This means that putting a value $x$ into the above equation returns a value $y$.

To make things more simple, we ignore that this function is not bijective and should be restricted to a limited range.

Then, we look for a function $g$ such as putting $y$ into it returns $x$, that is $g(y)=x$. The function $g$ is the inverse function of $y(x)$.

$$g(3+\sin(x))=x \tag 1$$

But we are not familiar with this form of writing. We prefer to write $$Y=g(X)\tag 2$$

The use of differents symbols avoid the confusion between $x$ and $X$ and between $y$ and $Y$.
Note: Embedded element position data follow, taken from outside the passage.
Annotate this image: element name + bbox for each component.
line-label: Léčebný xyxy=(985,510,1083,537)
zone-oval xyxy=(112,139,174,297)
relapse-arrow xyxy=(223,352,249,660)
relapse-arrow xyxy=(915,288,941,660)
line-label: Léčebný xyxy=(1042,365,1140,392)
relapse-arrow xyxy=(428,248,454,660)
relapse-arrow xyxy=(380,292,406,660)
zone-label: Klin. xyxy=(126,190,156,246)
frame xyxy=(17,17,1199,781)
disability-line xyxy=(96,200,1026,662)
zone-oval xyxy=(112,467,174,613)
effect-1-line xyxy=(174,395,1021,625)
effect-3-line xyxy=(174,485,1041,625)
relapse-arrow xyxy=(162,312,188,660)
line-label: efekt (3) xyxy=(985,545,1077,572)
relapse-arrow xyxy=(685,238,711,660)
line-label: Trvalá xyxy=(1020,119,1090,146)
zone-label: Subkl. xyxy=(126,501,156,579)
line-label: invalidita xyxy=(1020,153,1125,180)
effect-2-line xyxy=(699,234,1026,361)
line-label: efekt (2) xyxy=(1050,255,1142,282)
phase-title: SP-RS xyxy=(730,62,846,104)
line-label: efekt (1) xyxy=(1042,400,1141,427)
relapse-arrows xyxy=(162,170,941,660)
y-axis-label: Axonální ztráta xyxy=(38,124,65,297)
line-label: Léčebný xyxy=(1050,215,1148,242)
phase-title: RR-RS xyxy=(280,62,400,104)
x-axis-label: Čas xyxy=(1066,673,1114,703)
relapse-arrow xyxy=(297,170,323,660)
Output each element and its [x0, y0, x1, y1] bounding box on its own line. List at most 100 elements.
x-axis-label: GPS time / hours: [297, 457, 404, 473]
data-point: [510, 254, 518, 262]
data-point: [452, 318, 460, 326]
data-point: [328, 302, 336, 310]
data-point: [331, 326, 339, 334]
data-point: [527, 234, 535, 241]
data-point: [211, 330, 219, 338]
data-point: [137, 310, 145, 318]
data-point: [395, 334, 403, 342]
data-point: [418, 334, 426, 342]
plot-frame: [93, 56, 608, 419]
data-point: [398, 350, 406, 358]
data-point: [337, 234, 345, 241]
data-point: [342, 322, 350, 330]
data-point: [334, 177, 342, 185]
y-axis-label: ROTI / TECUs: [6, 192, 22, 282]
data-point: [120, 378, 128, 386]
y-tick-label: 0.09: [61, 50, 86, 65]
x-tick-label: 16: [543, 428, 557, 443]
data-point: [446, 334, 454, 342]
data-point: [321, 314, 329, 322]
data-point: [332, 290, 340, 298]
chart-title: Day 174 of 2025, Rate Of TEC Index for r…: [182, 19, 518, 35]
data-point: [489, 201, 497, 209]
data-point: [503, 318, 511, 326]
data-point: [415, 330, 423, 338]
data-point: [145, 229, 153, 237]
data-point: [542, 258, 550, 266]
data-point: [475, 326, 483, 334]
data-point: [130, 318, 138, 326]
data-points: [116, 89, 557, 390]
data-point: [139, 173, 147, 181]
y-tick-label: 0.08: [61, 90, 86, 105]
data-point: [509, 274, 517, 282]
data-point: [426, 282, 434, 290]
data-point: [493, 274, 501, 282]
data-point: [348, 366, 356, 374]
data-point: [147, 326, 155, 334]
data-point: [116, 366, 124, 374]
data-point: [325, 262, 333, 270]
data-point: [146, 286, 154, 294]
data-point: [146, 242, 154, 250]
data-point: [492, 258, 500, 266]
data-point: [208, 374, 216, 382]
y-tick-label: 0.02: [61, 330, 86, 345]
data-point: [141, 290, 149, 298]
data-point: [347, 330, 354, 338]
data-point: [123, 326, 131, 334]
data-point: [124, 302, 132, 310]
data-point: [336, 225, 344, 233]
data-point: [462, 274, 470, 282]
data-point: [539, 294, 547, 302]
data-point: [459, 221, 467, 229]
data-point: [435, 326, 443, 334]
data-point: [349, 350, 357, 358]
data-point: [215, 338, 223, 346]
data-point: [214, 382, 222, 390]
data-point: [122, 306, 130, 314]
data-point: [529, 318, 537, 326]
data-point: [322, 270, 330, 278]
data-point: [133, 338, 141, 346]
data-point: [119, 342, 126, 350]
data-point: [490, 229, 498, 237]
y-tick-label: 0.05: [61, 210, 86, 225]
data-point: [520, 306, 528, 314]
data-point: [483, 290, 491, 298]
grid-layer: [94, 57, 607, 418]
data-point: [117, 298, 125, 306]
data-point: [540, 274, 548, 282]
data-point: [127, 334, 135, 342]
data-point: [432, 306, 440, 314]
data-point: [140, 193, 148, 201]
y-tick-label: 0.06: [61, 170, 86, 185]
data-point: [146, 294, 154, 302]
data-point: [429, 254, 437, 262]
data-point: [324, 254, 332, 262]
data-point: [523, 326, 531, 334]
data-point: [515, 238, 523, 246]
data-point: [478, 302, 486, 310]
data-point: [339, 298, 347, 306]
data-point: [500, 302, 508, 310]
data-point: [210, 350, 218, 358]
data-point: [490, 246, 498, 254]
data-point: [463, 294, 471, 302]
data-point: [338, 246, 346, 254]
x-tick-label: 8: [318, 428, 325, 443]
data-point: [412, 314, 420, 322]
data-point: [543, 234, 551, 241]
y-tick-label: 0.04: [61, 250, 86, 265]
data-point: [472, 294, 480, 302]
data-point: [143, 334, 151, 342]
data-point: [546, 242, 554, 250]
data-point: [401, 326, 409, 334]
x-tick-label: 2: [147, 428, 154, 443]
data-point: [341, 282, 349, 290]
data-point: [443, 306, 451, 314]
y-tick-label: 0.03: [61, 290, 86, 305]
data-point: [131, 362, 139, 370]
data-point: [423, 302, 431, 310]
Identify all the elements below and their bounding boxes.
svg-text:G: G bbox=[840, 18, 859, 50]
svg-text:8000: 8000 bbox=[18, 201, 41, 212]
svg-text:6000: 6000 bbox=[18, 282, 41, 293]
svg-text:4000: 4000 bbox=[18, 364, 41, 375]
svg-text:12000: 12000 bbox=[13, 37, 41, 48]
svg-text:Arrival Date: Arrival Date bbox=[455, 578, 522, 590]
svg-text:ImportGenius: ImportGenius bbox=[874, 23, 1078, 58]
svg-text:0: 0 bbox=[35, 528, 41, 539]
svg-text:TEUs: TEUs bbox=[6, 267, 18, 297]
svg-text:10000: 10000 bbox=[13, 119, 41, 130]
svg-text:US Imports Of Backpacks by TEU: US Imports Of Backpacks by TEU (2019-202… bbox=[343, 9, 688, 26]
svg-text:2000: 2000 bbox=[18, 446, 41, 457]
Comparing (1) and (2), we see that $\quad \begin{cases} g(X)=g(3+\sin(x)) \quad\to\quad X=3+\sin(x) \\ Y=g(X)=x \quad\to\quad Y=x \end{cases}$

Hence : $$X=3+\sin(Y)$$

So, the recipe which consists in inverting $x$ and $y$ , which gives $x=3+\sin(y)$ , is a short-cut for all the above. Except that this short-cut can make forget that the new $x$ and $y$ are not the same as the previous ones.

If fact, to be clear, we should write : $$Y=\sin^{-1}(X-3)$$ which defines a function $Y(X)$. We are allowed to chose any symbol as we want for a given function, for example $\quad f(t)=\sin^{-1}(t-3)\quad$ or any other symbols. Among the infinity of possible notations, why not this one : $$y=\sin^{-1}(x-3)$$ But, of course the $x$ and $y$ are not the same as the $x$ and $y$ at the beginning.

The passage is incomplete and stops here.